Jahrhunderts in der Türkei, die damals ein Verbündeter Deutschland war. Doch
schnell spürt der Leser die Brisanz für das Hier und Jetzt. Lebten damals
Christen, Moslems und Juden nebeneinander genauso wie Europäer, Syrer, Armenier
und Kurden. So lassen uns die Nachrichten in den Medien glauben machen, dass ein
solches Zusammenleben der unterschiedlichen Kulturen in der heutigen Zeit sehr
schwierig ist. So stellt der Roman die Frage, warum das multikulturelle
Zusammenleben in Deutschland immer noch als Gefahr denn als gesellschaftliche
Bereicherung gesehen wird.
Jedoch sollte dieses Thema den Leser nicht davon abhalten, die abenteuerliche
Geschichte von den beiden Freundinnen Elisa und Fatma zu lesen. Denn wie bei
Peter Prange üblich, wird alles in eine spannende und unterhaltende Geschichte
eingepackt.
Als die beiden Mädchen zehn Jahre alt sind, werden die Christin Elisa und die
Muslima Fatma nach der Zerstörung ihres Dorfes entführt. Sie kommen in den
Palast des herrschenden Sultans. Elisa wird als Sklavin für die niederen
Arbeiten im Harem eingeteilt. Nicht nur, weil sie Christin ist, sondern auch
ihre weniger eleganten Gesichtszüge sind Ursache dafür. Ganz anders hingegen
ihre Freundin Fatma, die nun nach mehreren Jahren im Harem Fatima genannt wird.

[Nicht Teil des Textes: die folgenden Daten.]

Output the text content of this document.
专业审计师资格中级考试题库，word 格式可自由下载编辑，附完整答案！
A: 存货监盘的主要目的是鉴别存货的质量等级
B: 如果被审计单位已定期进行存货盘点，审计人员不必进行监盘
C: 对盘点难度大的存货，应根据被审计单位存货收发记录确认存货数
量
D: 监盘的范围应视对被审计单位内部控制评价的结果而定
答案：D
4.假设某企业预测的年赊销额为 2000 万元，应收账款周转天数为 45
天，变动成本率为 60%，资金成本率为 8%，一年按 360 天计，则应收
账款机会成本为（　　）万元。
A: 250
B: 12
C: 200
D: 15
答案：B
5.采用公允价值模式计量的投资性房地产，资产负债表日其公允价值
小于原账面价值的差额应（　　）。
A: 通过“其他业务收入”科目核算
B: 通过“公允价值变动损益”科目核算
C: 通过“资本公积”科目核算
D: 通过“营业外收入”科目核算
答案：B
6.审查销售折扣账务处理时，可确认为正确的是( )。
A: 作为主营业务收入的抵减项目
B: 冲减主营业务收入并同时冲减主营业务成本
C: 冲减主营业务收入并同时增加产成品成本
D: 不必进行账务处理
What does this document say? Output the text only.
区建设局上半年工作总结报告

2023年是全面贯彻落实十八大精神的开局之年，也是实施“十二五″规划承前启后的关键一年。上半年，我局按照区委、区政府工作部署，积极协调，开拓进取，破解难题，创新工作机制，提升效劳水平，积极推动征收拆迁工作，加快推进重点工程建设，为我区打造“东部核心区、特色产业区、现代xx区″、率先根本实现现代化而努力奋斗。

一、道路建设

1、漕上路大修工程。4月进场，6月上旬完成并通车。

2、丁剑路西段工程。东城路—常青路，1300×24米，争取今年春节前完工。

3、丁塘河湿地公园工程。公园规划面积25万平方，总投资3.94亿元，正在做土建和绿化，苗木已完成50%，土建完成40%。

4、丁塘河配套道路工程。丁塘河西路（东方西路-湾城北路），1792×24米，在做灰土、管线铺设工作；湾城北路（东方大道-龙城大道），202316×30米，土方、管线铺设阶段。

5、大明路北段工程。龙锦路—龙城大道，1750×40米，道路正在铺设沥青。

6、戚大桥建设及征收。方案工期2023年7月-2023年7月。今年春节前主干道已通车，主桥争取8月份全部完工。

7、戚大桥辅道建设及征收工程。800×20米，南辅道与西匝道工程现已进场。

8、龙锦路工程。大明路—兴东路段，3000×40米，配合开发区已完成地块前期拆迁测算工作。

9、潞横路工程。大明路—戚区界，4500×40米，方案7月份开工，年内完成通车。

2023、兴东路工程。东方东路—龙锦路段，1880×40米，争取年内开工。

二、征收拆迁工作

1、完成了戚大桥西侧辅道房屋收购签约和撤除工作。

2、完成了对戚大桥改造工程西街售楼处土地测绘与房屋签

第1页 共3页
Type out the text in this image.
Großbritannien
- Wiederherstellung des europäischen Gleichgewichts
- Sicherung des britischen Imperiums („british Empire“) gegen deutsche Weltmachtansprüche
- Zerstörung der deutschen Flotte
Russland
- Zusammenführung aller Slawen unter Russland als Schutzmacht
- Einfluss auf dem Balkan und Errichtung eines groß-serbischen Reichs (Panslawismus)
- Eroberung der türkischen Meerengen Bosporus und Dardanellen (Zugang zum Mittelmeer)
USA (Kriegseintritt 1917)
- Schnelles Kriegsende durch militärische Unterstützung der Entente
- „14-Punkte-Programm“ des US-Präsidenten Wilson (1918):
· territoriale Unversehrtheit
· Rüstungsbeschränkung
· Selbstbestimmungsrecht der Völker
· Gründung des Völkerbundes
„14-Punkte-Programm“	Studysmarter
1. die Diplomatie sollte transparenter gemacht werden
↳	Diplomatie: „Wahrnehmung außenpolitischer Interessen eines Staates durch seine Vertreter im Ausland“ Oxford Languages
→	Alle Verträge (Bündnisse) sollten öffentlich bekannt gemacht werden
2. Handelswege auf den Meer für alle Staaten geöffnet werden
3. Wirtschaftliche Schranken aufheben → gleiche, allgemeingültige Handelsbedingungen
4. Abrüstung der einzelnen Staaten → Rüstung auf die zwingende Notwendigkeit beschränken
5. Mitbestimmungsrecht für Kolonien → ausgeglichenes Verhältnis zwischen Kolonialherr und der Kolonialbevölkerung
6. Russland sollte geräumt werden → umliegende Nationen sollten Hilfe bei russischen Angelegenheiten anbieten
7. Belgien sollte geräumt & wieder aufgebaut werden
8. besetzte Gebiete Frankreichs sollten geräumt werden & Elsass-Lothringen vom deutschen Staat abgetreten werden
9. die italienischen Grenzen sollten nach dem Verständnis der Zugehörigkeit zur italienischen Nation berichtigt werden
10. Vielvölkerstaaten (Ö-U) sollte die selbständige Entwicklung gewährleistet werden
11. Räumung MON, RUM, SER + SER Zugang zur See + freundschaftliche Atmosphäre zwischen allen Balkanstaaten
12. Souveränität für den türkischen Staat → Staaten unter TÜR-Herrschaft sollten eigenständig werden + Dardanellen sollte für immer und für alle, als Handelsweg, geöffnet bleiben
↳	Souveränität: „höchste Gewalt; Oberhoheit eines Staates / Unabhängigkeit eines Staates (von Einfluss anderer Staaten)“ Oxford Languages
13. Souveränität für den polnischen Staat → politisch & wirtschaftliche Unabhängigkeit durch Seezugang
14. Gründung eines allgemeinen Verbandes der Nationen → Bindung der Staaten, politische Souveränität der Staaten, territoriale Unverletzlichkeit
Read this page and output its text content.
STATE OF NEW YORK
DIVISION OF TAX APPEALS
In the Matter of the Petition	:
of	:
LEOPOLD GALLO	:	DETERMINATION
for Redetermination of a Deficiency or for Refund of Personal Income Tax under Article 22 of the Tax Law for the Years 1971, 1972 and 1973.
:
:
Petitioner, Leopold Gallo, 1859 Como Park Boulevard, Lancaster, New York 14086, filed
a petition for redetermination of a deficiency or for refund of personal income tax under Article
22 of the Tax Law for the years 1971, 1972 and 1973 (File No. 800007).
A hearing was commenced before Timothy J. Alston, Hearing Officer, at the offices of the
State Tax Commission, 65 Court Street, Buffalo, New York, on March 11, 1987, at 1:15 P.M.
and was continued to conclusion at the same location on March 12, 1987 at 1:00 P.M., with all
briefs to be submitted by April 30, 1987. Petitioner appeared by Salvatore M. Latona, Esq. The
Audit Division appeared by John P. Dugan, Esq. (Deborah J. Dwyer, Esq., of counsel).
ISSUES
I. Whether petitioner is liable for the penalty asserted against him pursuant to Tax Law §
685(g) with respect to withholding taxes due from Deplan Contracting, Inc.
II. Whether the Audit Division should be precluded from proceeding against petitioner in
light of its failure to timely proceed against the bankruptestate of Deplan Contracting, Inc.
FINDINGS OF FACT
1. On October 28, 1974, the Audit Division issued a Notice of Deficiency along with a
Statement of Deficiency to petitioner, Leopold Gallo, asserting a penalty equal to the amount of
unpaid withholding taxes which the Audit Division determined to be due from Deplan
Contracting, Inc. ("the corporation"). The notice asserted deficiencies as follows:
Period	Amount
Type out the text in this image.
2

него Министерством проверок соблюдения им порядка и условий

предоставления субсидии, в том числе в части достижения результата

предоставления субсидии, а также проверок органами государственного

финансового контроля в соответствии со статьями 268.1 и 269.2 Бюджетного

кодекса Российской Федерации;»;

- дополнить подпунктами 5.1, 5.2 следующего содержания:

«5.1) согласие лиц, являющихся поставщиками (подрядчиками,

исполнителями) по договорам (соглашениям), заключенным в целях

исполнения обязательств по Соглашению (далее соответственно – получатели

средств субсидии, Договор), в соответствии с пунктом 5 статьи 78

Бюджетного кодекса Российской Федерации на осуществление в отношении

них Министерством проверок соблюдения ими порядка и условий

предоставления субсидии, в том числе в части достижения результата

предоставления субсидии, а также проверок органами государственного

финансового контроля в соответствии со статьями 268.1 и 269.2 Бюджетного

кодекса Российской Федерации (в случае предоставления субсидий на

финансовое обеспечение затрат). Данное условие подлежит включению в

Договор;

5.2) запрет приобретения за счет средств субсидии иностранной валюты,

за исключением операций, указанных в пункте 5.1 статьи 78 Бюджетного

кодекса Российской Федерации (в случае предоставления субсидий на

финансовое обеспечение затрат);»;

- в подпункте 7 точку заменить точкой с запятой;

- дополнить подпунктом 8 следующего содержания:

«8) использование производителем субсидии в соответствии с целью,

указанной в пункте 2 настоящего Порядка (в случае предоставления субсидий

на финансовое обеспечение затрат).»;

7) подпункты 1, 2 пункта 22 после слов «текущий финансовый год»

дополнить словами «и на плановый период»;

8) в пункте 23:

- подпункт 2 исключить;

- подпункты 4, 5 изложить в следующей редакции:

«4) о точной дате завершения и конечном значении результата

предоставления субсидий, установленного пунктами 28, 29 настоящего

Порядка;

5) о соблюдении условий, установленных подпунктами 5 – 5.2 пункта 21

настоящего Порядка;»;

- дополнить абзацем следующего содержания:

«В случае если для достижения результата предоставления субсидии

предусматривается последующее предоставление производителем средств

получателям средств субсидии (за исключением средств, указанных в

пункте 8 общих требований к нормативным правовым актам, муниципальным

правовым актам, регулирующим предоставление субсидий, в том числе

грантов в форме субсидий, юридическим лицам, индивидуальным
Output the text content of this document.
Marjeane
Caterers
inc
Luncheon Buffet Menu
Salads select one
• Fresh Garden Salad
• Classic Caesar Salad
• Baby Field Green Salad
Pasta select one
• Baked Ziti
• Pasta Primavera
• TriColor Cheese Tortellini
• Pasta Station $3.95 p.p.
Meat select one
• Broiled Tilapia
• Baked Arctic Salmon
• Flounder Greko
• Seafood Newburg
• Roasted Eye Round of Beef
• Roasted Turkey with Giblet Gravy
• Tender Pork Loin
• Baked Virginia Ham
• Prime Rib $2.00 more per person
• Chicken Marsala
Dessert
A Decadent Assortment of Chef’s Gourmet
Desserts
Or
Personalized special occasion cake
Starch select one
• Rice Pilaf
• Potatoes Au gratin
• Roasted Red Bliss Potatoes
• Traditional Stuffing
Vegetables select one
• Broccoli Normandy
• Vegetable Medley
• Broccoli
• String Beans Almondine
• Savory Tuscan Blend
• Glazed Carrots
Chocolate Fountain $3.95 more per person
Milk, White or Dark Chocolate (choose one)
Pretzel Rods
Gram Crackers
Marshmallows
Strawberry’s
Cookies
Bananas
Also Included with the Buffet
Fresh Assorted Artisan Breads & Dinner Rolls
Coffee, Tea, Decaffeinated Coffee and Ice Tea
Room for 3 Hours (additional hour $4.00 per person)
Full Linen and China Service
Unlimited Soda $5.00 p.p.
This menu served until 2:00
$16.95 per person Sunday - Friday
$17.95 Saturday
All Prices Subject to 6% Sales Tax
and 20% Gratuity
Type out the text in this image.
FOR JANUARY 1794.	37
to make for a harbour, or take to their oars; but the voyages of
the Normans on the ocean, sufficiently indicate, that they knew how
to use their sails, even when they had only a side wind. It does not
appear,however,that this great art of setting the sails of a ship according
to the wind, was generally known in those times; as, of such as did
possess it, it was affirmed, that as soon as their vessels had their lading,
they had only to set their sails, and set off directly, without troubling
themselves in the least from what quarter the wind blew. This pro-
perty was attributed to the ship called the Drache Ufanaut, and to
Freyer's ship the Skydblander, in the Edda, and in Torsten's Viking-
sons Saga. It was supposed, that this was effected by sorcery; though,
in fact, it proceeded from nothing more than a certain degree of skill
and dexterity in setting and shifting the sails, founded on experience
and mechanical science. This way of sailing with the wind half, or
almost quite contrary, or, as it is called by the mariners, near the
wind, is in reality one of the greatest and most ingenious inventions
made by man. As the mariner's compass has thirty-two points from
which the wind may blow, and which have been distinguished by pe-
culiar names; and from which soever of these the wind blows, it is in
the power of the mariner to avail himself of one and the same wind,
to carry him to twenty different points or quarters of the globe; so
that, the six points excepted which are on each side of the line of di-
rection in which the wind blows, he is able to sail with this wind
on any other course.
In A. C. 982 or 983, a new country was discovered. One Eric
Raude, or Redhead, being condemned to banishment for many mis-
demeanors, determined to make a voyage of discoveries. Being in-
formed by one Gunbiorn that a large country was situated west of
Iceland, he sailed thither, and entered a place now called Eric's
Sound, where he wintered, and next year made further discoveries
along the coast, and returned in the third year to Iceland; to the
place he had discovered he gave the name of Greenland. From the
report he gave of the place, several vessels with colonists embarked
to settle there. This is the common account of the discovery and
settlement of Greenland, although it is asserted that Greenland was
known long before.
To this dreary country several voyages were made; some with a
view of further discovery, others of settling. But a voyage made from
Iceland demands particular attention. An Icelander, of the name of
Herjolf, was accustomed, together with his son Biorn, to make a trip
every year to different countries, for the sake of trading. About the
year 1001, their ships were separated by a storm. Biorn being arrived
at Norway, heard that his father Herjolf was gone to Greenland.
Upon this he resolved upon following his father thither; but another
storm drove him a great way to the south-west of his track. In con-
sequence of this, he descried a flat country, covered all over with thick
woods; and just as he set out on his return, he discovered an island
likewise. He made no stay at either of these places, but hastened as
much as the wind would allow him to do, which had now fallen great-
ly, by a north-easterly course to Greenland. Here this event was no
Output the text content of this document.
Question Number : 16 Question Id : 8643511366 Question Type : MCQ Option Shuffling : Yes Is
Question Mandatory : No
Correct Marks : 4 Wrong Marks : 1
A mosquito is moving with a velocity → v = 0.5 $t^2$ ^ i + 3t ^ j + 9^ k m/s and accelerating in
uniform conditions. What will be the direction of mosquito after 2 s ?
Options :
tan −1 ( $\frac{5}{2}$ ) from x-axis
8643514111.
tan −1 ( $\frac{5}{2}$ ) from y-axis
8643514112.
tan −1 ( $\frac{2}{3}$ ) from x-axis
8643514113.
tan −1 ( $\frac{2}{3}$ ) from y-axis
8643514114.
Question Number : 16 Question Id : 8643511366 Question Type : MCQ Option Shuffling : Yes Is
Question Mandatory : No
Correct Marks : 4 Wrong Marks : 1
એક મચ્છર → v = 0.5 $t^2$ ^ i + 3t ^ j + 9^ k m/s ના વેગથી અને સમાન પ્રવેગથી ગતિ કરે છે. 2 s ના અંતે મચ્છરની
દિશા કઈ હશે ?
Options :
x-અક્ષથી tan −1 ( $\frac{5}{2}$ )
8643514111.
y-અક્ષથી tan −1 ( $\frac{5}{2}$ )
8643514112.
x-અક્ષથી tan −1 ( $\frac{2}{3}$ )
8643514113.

Sie ist eine Schönheit, auch wenn nicht jeder dieses ebenmäßige Gesicht
voller Anmut aufgrund des Schleiers zu sehen bekommt. Fatima schafft es, zu den
Favoritinnen des Sultans aufzusteigen. Beinahe wird sie sogar eine Ehefrau des
Herrschers. Wenn da nicht die Unruhen im Lande wären, und eine Widersacherin,
die dem Sultan bereits einen Thronfolger geboren hat. Gerade als Fatima ihm
einen zweiten Sohn schenkt und ihre Widersacherin scharfe Geschütze auffährt,
wird der Sultan entmachtet und in die Verbannung geschickt. Nun wird es
gefährlich für Fatima, ihren Sohn Merut und der Freundin Elisa.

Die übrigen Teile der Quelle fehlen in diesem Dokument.